One chief advantage of combining the two OSes would be to give users of Chromebooks -- laptops that run the Chrome OS -- the ability to access Android apps, which far outnumber the apps for Chromebooks and run on millions of Android smartphones and tablets.

The idea of combining Chrome OS and Android has been around for years, but there is a widespread debate as to whether it is better to keep an OS for laptops and PCs separate from the OS that runs on smartphones and tablets. Apple keeps them separate with Mac and iOS, but Microsoft combines them in Windows 10.

It's possible that the Journal's story was offered up by people close to Alphabet to generate a widespread debate and comment over how to proceed with the two OSes, analysts said Friday. Lockmeimer's contradiction doesn't emphatically say that Alphabet would never combine the two OSes, and he doesn't deny that there are Google engineers working to combine the two.

A spokesperson for Alphabet said, "We don’t comment on rumors or speculation."

"If the story's true, it is really about Alphabet keeping developers focused on one operating system, not two," said Patrick Moorhead, an analyst at Moor Insights & Strategy. "Google may hope to get some developer efficiencies. As for the user experience, Google will need to say more about what they are doing."

Ramon Llamas, an analyst at IDC who has covered Android for years, said, "I like the idea" of combining the two. "Developers can take a 'develop once, deploy on all Google-powered devices' approach which avoids a lot of reprogramming."

Phil Hochmuth, an analyst at Strategy Analytics, said combining the two OSes would be a "good move." He said users have been expecting Android laptops for a while, and combining the two OSes would be a final step toward that.
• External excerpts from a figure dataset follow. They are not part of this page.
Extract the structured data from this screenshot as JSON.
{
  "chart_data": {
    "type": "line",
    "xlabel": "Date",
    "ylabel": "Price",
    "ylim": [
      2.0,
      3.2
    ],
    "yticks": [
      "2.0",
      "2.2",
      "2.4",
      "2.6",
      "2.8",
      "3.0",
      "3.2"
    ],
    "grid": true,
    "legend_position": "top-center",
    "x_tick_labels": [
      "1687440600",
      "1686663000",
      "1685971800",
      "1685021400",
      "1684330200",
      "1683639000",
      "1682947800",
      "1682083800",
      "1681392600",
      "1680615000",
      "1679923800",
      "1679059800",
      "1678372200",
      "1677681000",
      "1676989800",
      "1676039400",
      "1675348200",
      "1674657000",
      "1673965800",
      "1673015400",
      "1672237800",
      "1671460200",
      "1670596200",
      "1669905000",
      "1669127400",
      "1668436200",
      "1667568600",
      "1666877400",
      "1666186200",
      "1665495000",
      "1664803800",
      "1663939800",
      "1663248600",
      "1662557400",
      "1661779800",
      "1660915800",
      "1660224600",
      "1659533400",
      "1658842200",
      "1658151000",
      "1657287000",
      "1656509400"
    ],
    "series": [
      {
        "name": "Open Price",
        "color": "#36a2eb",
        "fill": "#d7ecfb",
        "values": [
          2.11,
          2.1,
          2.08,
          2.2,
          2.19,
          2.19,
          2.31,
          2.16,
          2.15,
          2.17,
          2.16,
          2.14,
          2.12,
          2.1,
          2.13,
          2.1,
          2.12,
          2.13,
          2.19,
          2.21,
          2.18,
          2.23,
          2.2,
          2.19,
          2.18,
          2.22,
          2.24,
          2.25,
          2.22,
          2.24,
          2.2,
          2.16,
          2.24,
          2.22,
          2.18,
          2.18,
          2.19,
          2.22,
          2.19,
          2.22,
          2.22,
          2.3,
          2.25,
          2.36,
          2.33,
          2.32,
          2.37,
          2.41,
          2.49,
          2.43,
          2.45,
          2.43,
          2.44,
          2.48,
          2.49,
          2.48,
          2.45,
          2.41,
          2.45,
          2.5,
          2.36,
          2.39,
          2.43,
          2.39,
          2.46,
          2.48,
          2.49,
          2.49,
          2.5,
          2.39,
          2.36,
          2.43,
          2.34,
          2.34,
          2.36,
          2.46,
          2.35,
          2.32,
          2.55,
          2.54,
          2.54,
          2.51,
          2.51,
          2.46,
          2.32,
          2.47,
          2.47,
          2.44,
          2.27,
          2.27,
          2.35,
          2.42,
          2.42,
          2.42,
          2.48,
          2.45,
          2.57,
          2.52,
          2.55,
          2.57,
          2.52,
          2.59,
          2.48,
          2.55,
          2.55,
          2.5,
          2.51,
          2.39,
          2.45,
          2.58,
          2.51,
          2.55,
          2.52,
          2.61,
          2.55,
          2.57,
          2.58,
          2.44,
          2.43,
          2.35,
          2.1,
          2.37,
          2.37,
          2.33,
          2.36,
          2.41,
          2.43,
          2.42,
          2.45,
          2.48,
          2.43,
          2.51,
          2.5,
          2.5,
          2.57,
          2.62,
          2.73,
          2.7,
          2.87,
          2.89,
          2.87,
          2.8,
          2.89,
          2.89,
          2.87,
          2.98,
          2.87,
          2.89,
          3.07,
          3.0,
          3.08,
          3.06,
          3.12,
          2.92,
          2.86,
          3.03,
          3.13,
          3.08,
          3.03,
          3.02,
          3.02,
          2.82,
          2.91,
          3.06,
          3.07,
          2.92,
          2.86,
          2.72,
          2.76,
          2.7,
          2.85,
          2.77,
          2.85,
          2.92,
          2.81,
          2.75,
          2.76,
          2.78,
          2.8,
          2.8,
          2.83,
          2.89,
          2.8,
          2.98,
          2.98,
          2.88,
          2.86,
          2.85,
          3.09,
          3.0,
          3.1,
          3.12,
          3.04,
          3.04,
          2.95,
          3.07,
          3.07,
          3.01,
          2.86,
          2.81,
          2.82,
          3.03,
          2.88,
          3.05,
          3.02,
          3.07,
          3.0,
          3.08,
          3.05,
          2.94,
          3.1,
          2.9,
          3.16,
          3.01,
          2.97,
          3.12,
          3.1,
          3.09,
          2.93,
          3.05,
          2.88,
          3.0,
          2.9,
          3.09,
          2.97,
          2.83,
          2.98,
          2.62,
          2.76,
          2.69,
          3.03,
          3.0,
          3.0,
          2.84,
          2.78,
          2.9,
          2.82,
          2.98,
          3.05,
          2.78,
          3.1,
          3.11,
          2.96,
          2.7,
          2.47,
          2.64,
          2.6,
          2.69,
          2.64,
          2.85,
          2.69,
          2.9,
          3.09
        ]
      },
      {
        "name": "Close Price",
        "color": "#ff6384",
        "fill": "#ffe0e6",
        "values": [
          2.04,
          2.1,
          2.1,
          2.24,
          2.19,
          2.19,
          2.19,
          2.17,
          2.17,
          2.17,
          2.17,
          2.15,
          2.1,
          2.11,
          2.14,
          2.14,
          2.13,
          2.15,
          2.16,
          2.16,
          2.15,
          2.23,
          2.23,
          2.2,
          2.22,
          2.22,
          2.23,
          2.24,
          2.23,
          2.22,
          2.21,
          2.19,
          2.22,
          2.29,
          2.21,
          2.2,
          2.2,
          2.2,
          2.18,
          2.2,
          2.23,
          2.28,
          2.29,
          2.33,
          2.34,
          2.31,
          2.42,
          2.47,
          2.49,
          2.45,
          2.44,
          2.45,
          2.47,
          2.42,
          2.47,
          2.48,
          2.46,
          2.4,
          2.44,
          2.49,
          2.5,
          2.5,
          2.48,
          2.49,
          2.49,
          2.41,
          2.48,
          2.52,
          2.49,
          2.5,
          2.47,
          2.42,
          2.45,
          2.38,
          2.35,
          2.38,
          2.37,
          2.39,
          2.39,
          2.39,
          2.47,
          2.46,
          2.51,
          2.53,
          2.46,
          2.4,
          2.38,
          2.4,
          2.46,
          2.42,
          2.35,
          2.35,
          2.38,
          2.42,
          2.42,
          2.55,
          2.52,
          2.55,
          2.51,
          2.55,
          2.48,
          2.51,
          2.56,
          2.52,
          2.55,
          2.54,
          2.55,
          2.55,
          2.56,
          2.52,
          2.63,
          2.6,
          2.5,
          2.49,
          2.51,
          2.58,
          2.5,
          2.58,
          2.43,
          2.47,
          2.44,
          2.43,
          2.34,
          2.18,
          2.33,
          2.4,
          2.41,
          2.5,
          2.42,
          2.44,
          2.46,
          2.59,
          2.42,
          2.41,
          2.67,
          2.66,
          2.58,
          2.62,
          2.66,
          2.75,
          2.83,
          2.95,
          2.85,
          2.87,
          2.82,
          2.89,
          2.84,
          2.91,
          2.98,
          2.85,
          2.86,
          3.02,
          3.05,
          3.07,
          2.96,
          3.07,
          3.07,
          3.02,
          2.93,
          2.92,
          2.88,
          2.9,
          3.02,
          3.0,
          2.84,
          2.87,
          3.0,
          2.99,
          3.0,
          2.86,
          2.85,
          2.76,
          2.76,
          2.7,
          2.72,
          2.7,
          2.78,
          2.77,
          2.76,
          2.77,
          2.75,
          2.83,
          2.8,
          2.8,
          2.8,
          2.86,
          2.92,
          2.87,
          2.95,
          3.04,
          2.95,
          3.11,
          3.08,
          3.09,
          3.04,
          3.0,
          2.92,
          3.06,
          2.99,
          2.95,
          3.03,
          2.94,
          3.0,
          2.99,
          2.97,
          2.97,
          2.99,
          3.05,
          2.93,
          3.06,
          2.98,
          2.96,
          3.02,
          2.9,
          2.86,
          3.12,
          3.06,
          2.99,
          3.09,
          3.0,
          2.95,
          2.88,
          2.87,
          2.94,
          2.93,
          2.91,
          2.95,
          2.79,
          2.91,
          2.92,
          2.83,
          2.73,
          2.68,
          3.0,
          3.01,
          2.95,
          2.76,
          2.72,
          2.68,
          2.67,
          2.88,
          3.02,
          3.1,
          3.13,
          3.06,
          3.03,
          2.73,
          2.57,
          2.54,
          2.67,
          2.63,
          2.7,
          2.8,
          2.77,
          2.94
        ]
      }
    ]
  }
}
From a business perspective, a combination would "benefit corporate IT," as companies would have "one less OS to manage and maintain across an end-user base," Hochmuth said.

Jack Gold, an analyst at J. Gold Associates, said, "Long term, it makes no sense for Google to have two diverse OSes given that the difference between Chrome and Android was not that great to begin with." For enterprises, there are many more management software products for supporting Android devices than for Chrome devices, and it helps that Microsoft is now supporting Android, he added.